Toutefois, se désole Beaudet, il y a longtemps que les manifestations ne donnent plus rien. Il souligne d’ailleurs que «les citoyens sont de moins en moins écoutés au Québec». Et lorsqu’une audition publique est annoncée, il ne s’agit dans les faits que d’un simulacre de consultation selon lui. «Le gouvernement fait tout dans le dos des citoyens, qui sont placés devant le fait accompli», juge-t-il, en s’indignant de ce déni de démocratie.
Lorsqu’un projet est décrié par des citoyens, les médias, tout comme les politiciens, les estiment victimes du fameux syndrome «pas dans ma cour». Une situation que Beaudet comprend. «C’est normal que les gens s’opposent à tout projet dans leur quartier, car ils n’ont plus confiance en personne. Par contre, plusieurs citoyens se disent qu’il n’y a rien à faire, et donnent le feu vert au saccage du Québec à condition que ce ne soit pas sur leur bout de rue. Et quand un projet est intéressant dans leur cour, ils vont le dénoncer même s’il est profitable. C’est une situation ambiguë et problématique.»

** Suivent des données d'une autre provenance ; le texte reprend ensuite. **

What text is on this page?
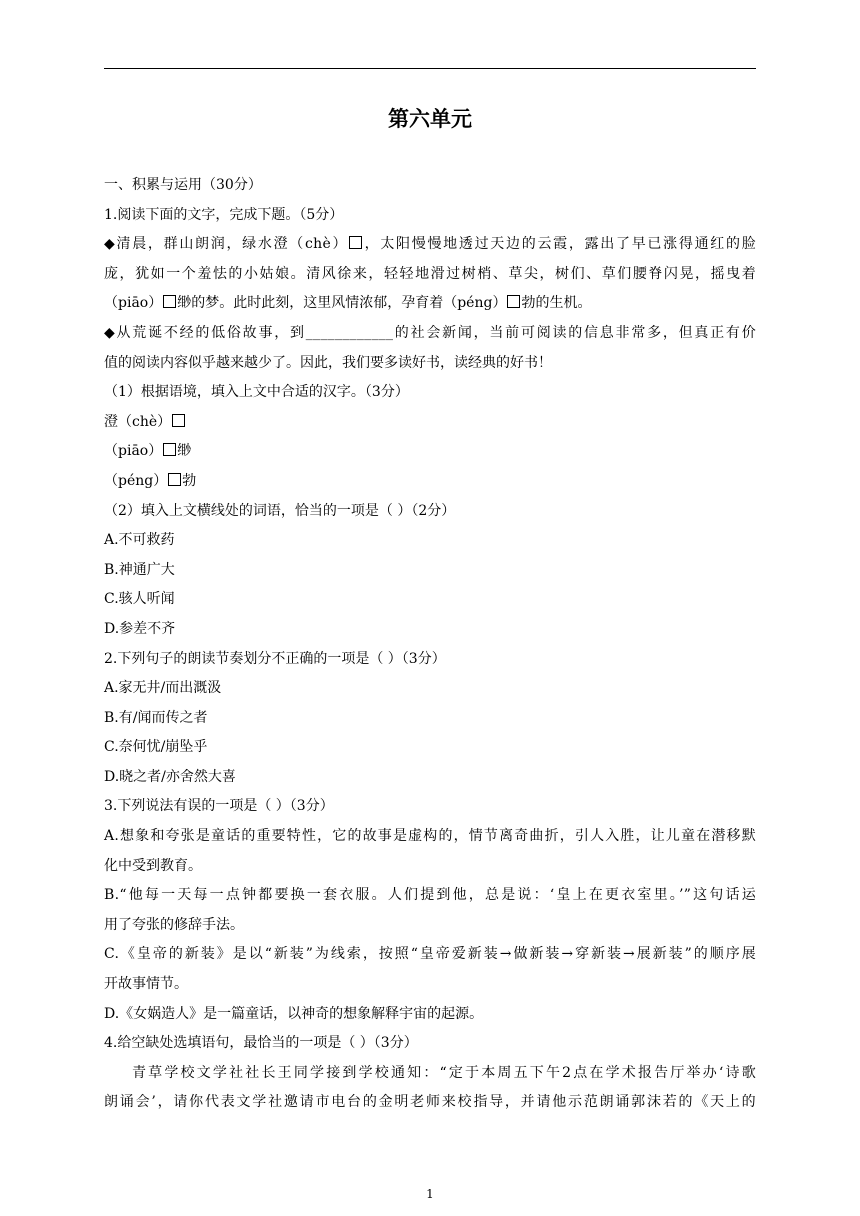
第六单元
一、积累与运用（30分）
1.阅读下面的文字，完成下题。（5分）
◆清晨，群山朗润，绿水澄（chè） ，太阳慢慢地透过天边的云霞，露出了早已涨得通红的脸
庞，犹如一个羞怯的小姑娘。清风徐来，轻轻地滑过树梢、草尖，树们、草们腰脊闪晃，摇曳着
（piāo） 缈的梦。此时此刻，这里风情浓郁，孕育着（péng） 勃的生机。
◆从荒诞不经的低俗故事，到____________的社会新闻，当前可阅读的信息非常多，但真正有价
值的阅读内容似乎越来越少了。因此，我们要多读好书，读经典的好书！
（1）根据语境，填入上文中合适的汉字。（3分）
澄（chè）
（piāo） 缈
（péng） 勃
（2）填入上文横线处的词语，恰当的一项是（ ）（2分）
A.不可救药
B.神通广大
C.骇人听闻
D.参差不齐
2.下列句子的朗读节奏划分不正确的一项是（ ）（3分）
A.家无井/而出溉汲
B.有/闻而传之者
C.奈何忧/崩坠乎
D.晓之者/亦舍然大喜
3.下列说法有误的一项是（ ）（3分）
A.想象和夸张是童话的重要特性，它的故事是虚构的，情节离奇曲折，引人入胜，让儿童在潜移默
化中受到教育。
B.“他每一天每一点钟都要换一套衣服。人们提到他，总是说：‘皇上在更衣室里。’”这句话运
用了夸张的修辞手法。
C.《皇帝的新装》是以“新装”为线索，按照“皇帝爱新装→做新装→穿新装→展新装”的顺序展
开故事情节。
D.《女娲造人》是一篇童话，以神奇的想象解释宇宙的起源。
4.给空缺处选填语句，最恰当的一项是（ ）（3分）
青草学校文学社社长王同学接到学校通知：“定于本周五下午2点在学术报告厅举办‘诗歌
朗诵会’，请你代表文学社邀请市电台的金明老师来校指导，并请他示范朗诵郭沫若的《天上的
1
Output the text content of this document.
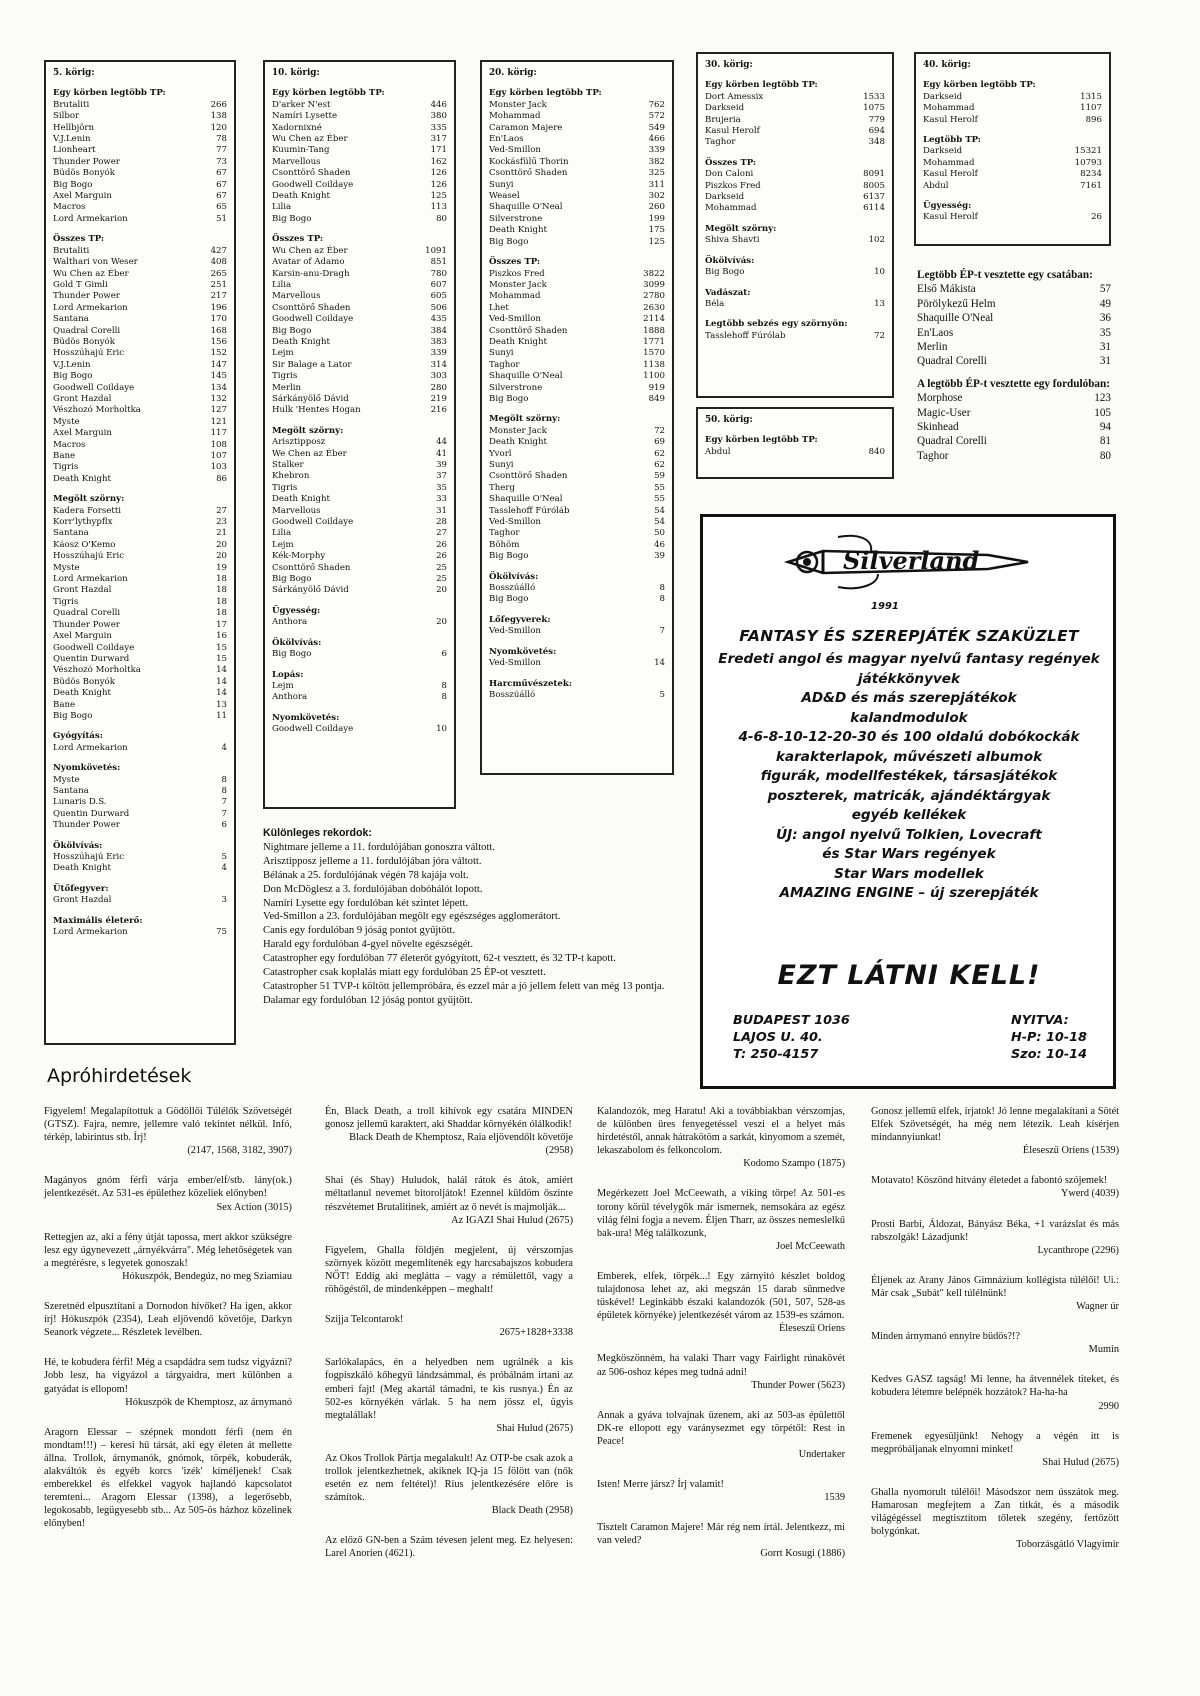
5. körig:
Egy körben legtöbb TP:
Brutaliti	266
Silbor	138
Hellbjörn	120
V.J.Lenin	78
Lionheart	77
Thunder Power	73
Büdös Bonyók	67
Big Bogo	67
Axel Marguin	67
Macros	65
Lord Armekarion	51
Összes TP:
Brutaliti	427
Walthari von Weser	408
Wu Chen az Éber	265
Gold T Gimli	251
Thunder Power	217
Lord Armekarion	196
Santana	170
Quadral Corelli	168
Büdös Bonyók	156
Hosszúhajú Eric	152
V.J.Lenin	147
Big Bogo	145
Goodwell Coildaye	134
Gront Hazdal	132
Vészhozó Morholtka	127
Myste	121
Axel Marguin	117
Macros	108
Bane	107
Tigris	103
Death Knight	86
Megölt szörny:
Kadera Forsetti	27
Korr'lythypflx	23
Santana	21
Káosz O'Kemo	20
Hosszúhajú Eric	20
Myste	19
Lord Armekarion	18
Gront Hazdal	18
Tigris	18
Quadral Corelli	18
Thunder Power	17
Axel Marguin	16
Goodwell Coildaye	15
Quentin Durward	15
Vészhozó Morholtka	14
Büdös Bonyók	14
Death Knight	14
Bane	13
Big Bogo	11
Gyógyítás:
Lord Armekarion	4
Nyomkövetés:
Myste	8
Santana	8
Lunaris D.S.	7
Quentin Durward	7
Thunder Power	6
Ökölvívás:
Hosszúhajú Eric	5
Death Knight	4
Ütőfegyver:
Gront Hazdal	3
Maximális életerő:
Lord Armekarion	75
10. körig:
Egy körben legtöbb TP:
D'arker N'est	446
Namíri Lysette	380
Xadornixné	335
Wu Chen az Éber	317
Kuumin-Tang	171
Marvellous	162
Csonttörő Shaden	126
Goodwell Coildaye	126
Death Knight	125
Lilia	113
Big Bogo	80
Összes TP:
Wu Chen az Éber	1091
Avatar of Adamo	851
Karsin-anu-Dragh	780
Lilia	607
Marvellous	605
Csonttörő Shaden	506
Goodwell Coildaye	435
Big Bogo	384
Death Knight	383
Lejm	339
Sir Balage a Lator	314
Tigris	303
Merlin	280
Sárkányölő Dávid	219
Hulk 'Hentes Hogan	216
Megölt szörny:
Arisztipposz	44
We Chen az Éber	41
Stalker	39
Khebron	37
Tigris	35
Death Knight	33
Marvellous	31
Goodwell Coildaye	28
Lilia	27
Lejm	26
Kék-Morphy	26
Csonttörő Shaden	25
Big Bogo	25
Sárkányölő Dávid	20
Ügyesség:
Anthora	20
Ökölvívás:
Big Bogo	6
Lopás:
Lejm	8
Anthora	8
Nyomkövetés:
Goodwell Coildaye	10
20. körig:
Egy körben legtöbb TP:
Monster Jack	762
Mohammad	572
Caramon Majere	549
En'Laos	466
Ved-Smillon	339
Kockásfülű Thorin	382
Csonttörő Shaden	325
Sunyi	311
Weasel	302
Shaquille O'Neal	260
Silverstrone	199
Death Knight	175
Big Bogo	125
Összes TP:
Piszkos Fred	3822
Monster Jack	3099
Mohammad	2780
Lhet	2630
Ved-Smillon	2114
Csonttörő Shaden	1888
Death Knight	1771
Sunyi	1570
Taghor	1138
Shaquille O'Neal	1100
Silverstrone	919
Big Bogo	849
Megölt szörny:
Monster Jack	72
Death Knight	69
Yvorl	62
Sunyi	62
Csonttörő Shaden	59
Therg	55
Shaquille O'Neal	55
Tasslehoff Fúróláb	54
Ved-Smillon	54
Taghor	50
Böhöm	46
Big Bogo	39
Ökölvívás:
Bosszúálló	8
Big Bogo	8
Lőfegyverek:
Ved-Smillon	7
Nyomkövetés:
Ved-Smillon	14
Harcművészetek:
Bosszúálló	5
30. körig:
Egy körben legtöbb TP:
Dort Amessix	1533
Darkseid	1075
Brujeria	779
Kasul Herolf	694
Taghor	348
Összes TP:
Don Caloni	8091
Piszkos Fred	8005
Darkseid	6137
Mohammad	6114
Megölt szörny:
Shiva Shavti	102
Ökölvívás:
Big Bogo	10
Vadászat:
Béla	13
Legtöbb sebzés egy szörnyön:
Tasslehoff Fúrólab	72
50. körig:
Egy körben legtöbb TP:
Abdul	840
40. körig:
Egy körben legtöbb TP:
Darkseid	1315
Mohammad	1107
Kasul Herolf	896
Legtöbb TP:
Darkseid	15321
Mohammad	10793
Kasul Herolf	8234
Abdul	7161
Ügyesség:
Kasul Herolf	26
Legtöbb ÉP-t vesztette egy csatában:
Első Mákista	57
Pörölykezű Helm	49
Shaquille O'Neal	36
En'Laos	35
Merlin	31
Quadral Corelli	31
A legtöbb ÉP-t vesztette egy fordulóban:
Morphose	123
Magic-User	105
Skinhead	94
Quadral Corelli	81
Taghor	80
Különleges rekordok:
Nightmare jelleme a 11. fordulójában gonoszra váltott.
Arisztipposz jelleme a 11. fordulójában jóra váltott.
Bélának a 25. fordulójának végén 78 kajája volt.
Don McDöglesz a 3. fordulójában dobóhálót lopott.
Namíri Lysette egy fordulóban két szintet lépett.
Ved-Smillon a 23. fordulójában megölt egy egészséges agglomerátort.
Canis egy fordulóban 9 jóság pontot gyűjtött.
Harald egy fordulóban 4-gyel növelte egészségét.
Catastropher egy fordulóban 77 életerőt gyógyított, 62-t vesztett, és 32 TP-t kapott.
Catastropher csak koplalás miatt egy fordulóban 25 ÉP-ot vesztett.
Catastropher 51 TVP-t költött jellempróbára, és ezzel már a jó jellem felett van még 13 pontja.
Dalamar egy fordulóban 12 jóság pontot gyűjtött.
Silverland
1991
FANTASY ÉS SZEREPJÁTÉK SZAKÜZLET
Eredeti angol és magyar nyelvű fantasy regények
játékkönyvek
AD&D és más szerepjátékok
kalandmodulok
4-6-8-10-12-20-30 és 100 oldalú dobókockák
karakterlapok, művészeti albumok
figurák, modellfestékek, társasjátékok
poszterek, matricák, ajándéktárgyak
egyéb kellékek
ÚJ: angol nyelvű Tolkien, Lovecraft
és Star Wars regények
Star Wars modellek
AMAZING ENGINE – új szerepjáték
EZT LÁTNI KELL!
BUDAPEST 1036
LAJOS U. 40.
T: 250-4157
NYITVA:
H-P: 10-18
Szo: 10-14
Apróhirdetések
Figyelem! Megalapítottuk a Gödöllői Túlélők Szövetségét (GTSZ). Fajra, nemre, jellemre való tekintet nélkül. Infó, térkép, labirintus stb. Írj!
(2147, 1568, 3182, 3907)
Magányos gnóm férfi várja ember/elf/stb. lány(ok.) jelentkezését. Az 531-es épülethez közeliek előnyben!
Sex Action (3015)
Rettegjen az, aki a fény útját tapossa, mert akkor szükségre lesz egy úgynevezett „árnyékvárra". Még lehetőségetek van a megtérésre, s legyetek gonoszak!
Hókuszpók, Bendegúz, no meg Sziamiau
Szeretnéd elpusztítani a Dornodon hívőket? Ha igen, akkor írj! Hókuszpók (2354), Leah eljövendő követője, Darkyn Seanork végzete... Részletek levélben.
Hé, te kobudera férfi! Még a csapdádra sem tudsz vigyázni? Jobb lesz, ha vigyázol a tárgyaidra, mert különben a gatyádat is ellopom!
Hókuszpók de Khemptosz, az árnymanó
Aragorn Elessar – szépnek mondott férfi (nem én mondtam!!!) – keresi hű társát, aki egy életen át mellette állna. Trollok, árnymanók, gnómok, törpék, kobuderák, alakváltók és egyéb korcs 'izék' kíméljenek! Csak emberekkel és elfekkel vagyok hajlandó kapcsolatot teremteni... Aragorn Elessar (1398), a legerősebb, legokosabb, legügyesebb stb... Az 505-ös házhoz közelinek előnyben!
Én, Black Death, a troll kihívok egy csatára MINDEN gonosz jellemű karaktert, aki Shaddar környékén ólálkodik!
Black Death de Khemptosz, Raia eljövendőlt követője (2958)
Shai (és Shay) Huludok, halál rátok és átok, amiért méltatlanul nevemet bitoroljátok! Ezennel küldöm őszinte részvétemet Brutalitinek, amiért az ő nevét is majmolják...
Az IGAZI Shai Hulud (2675)
Figyelem, Ghalla földjén megjelent, új vérszomjas szörnyek között megemlítenék egy harcsabajszos kobudera NŐT! Eddig aki meglátta – vagy a rémülettől, vagy a röhögéstől, de mindenképpen – meghalt!
Szijja Telcontarok!
2675+1828+3338
Sarlókalapács, én a helyedben nem ugrálnék a kis fogpiszkáló kőhegyű lándzsámmal, és próbálnám irtani az emberi fajt! (Meg akartál támadni, te kis rusnya.) Én az 502-es környékén várlak. 5 ha nem jössz el, ügyis megtalállak!
Shai Hulud (2675)
Az Okos Trollok Pártja megalakult! Az OTP-be csak azok a trollok jelentkezhetnek, akiknek IQ-ja 15 fölött van (nők esetén ez nem feltétel)! Rius jelentkezésére előre is számítok.
Black Death (2958)
Az előző GN-ben a Szám tévesen jelent meg. Ez helyesen: Larel Anorien (4621).
Kalandozók, meg Haratu! Aki a továbbiakban vérszomjas, de különben üres fenyegetéssel veszi el a helyet más hirdetéstől, annak hátrakötöm a sarkát, kinyomom a szemét, lekaszabolom és felkoncolom.
Kodomo Szampo (1875)
Megérkezett Joel McCeewath, a viking törpe! Az 501-es torony körül tévelygők már ismernek, nemsokára az egész világ félni fogja a nevem. Éljen Tharr, az összes nemeslelkű bak-ura! Még találkozunk,
Joel McCeewath
Emberek, elfek, törpék...! Egy zárnyitó készlet boldog tulajdonosa lehet az, aki megszán 15 darab sünmedve tüskével! Leginkább északi kalandozók (501, 507, 528-as épületek környéke) jelentkezését várom az 1539-es számon.
Éleseszű Oriens
Megköszönném, ha valaki Tharr vagy Fairlight rúnakövét az 506-oshoz képes meg tudná adni!
Thunder Power (5623)
Annak a gyáva tolvajnak üzenem, aki az 503-as épülettől DK-re ellopott egy varánysezmet egy törpétől: Rest in Peace!
Undertaker
Isten! Merre jársz? Írj valamit!
1539
Tisztelt Caramon Majere! Már rég nem írtál. Jelentkezz, mi van veled?
Gorrt Kosugi (1886)
Gonosz jellemű elfek, írjatok! Jó lenne megalakítani a Sötét Elfek Szövetségét, ha még nem létezik. Leah kísérjen mindannyiunkat!
Éleseszű Oriens (1539)
Motavato! Köszönd hitvány életedet a fabontó szójemek!
Ywerd (4039)
Prosti Barbi, Áldozat, Bányász Béka, +1 varázslat és más rabszolgák! Lázadjunk!
Lycanthrope (2296)
Éljenek az Arany János Gimnázium kollégista túlélői! Ui.: Már csak „Subát" kell túlélnünk!
Wagner úr
Minden árnymanó ennyire büdös?!?
Mumin
Kedves GASZ tagság! Mi lenne, ha átvennélek titeket, és kobudera létemre belépnék hozzátok? Ha-ha-ha
2990
Fremenek egyesüljünk! Nehogy a végén itt is megpróbáljanak elnyomni minket!
Shai Hulud (2675)
Ghalla nyomorult túlélői! Másodszor nem ússzátok meg. Hamarosan megfejtem a Zan titkát, és a második világégéssel megtisztítom tőletek szegény, fertőzött bolygónkat.
Toborzásgátló Vlagyimir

En guise de conclusion, Beaudet théorise sur le projet «une île, une ville», qu’il juge inapproprié à la réalité métropolitaine. En fait, il lui oppose sa propre vision, intitulée ironiquement «une ville, une région». «Les fusions ne servent à rien. Il faut plutôt voir Montréal comme le centre-ville de toute une région qui inclut Laval et Longueuil, par exemple. Il est temps de respecter toutes les municipalités, et de penser à une structure souple qui pourrait s’occuper des infrastructures et des grands équipements de la grande région de Montréal. Ce serait plus cohérent d’harmoniser les décisions das la région.»